Ted Schadler, a principal analyst with Forrester, told TechNewsWorld that Web services also benefit members of Harley-Davidson’s Harley Owners Group. HOG members order tickets and sometimes receive discounts through Ticketmaster for certain Harley events. How does the Ticketmaster database know you’re in the HOG database? When you enter your name and HOG password, Ticketmaster queries the HOG database.
That is a simple example, but one that illustrates how invisible and how important Web services can be. To accomplish the same thing sans Web services, the two companies would have to develop or at least customize compatible middleware, soaking up buckets of time and programming dollars in the process. SOAP makes it possible for Harley and Ticketmaster to communicate that isolated packet of information. “And the whole thing happens inexpensively,” Schadler told TechNewsWorld.
Other Standards Needed
Liebow pointed out that while Web services standards are a major advancement in IT management, individual industries might need to work on their own standards to make SOAP, XML and UDDI pay off.
“The travel industry might have to decide, for example, to create a standard for how you create a ticket or a boarding pass,” he said. Like other technology implementations before them, Web services-enabled projects will spring from the business need to increase efficiency and might require considerable process rethinking.
“It’s up to IT to make sure this happens right,” Liebow added. “It’s up to IT to be ahead of the curve on the technology and to be ready for the business needs.”
What and When
Andrews, Liebow and Schadler agree that Web services work well today and that they will continue to improve. “Companies who are doing it now … are really getting a competitive advantage,” Liebow told TechNewsWorld.
By 2006, Andrews said, Web services will be pervasive. If that is true, how will business have changed as a result?
“It will certainly drive specialization,” Schadler told TechNewsWorld. Because Web services make it easier to isolate even the smallest components of business processes, they also will make it easy to outsource those processes to specialists. “Ultimately, it will drive efficiency and accelerate development cycles,” he said.
Andrews echoed that opinion. “When you can outsource even tiny, granular capabilities, it has a tremendous impact and an enormous ripple effect,” he said. “Fundamentally, [Web services make] everything a little faster, a little more flexible and a little more risky.”
The Risk Within
Andrews recalled “The Sorcerer’s Apprentice” from Disney’s Fantasia. When the mouse-magician enchanted his mop and other tools to do his chores, mayhem ensued.
“Any time you increase your ability for machines to do your work, you increase the machines’ impact,” he said. That’s why it’s important to understand that Web services are almost “too easy.” The system must have enough checks to ensure integrity and to “make sure the services are doing what they are intended to do.”

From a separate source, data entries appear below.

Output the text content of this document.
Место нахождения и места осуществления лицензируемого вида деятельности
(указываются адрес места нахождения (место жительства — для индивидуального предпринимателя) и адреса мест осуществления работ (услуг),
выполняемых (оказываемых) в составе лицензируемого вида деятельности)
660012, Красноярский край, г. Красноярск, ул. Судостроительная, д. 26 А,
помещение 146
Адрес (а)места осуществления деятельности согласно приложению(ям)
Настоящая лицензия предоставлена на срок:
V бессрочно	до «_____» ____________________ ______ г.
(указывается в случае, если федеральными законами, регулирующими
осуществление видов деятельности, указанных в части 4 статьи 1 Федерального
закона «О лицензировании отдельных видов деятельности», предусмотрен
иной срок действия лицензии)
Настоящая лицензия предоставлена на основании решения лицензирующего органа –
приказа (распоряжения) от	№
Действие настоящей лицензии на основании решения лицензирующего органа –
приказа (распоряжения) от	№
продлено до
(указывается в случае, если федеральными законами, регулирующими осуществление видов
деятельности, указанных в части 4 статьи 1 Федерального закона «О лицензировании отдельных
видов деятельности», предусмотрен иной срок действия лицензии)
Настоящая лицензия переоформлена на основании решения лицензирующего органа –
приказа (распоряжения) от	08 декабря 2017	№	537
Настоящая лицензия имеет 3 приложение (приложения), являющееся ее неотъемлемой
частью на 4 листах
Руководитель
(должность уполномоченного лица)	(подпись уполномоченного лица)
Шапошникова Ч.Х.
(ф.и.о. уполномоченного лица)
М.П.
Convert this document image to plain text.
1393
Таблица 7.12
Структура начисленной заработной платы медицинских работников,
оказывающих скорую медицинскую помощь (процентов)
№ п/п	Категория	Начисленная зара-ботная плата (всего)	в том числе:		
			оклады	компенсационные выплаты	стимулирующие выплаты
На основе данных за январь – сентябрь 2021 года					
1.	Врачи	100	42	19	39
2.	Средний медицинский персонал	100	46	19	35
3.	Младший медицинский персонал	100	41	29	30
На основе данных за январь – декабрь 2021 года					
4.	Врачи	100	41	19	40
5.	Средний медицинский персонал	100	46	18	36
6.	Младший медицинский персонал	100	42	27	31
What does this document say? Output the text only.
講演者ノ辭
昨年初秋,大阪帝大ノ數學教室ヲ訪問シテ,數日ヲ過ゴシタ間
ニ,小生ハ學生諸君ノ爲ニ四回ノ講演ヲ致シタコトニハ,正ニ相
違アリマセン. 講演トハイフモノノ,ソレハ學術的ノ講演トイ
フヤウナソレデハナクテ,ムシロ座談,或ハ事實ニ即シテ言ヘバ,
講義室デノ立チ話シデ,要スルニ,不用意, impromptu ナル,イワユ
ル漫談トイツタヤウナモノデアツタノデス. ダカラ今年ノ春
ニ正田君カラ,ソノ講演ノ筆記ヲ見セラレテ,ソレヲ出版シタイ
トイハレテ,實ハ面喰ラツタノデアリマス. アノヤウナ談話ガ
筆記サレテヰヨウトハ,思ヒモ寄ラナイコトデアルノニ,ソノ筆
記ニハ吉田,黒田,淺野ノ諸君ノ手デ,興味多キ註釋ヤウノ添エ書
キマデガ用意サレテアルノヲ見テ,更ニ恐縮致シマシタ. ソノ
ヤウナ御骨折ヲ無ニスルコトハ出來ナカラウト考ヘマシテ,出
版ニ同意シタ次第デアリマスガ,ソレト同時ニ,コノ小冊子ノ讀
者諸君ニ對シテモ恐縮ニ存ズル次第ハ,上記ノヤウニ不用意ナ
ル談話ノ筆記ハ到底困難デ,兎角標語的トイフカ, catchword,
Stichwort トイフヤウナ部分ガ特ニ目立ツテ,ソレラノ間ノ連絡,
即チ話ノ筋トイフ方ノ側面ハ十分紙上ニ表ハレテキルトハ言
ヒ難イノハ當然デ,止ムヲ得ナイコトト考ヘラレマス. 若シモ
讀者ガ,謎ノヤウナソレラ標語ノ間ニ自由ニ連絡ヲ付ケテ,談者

Because Web services allow different systems to talk to each other, making decisions and transactions based solely on machine communication, humans must be smarter than the machines. In short, we must know when to interfere.
That requirement is not new, of course. “Managing your work is the constant problem of human endeavor,” said Andrews.
If everyone in the world were to learn the international language (Esperanto) in addition to his own native language, maybe everyone’s improved ability to communicate would lead to peace and understanding, as Zamenhof hoped. What is certainly true is that the complicated task of maintaining web pages in multiple languages would be reduced to the simpler and less expensive task of maintaining them in only one language. And everyone would be able to read every page.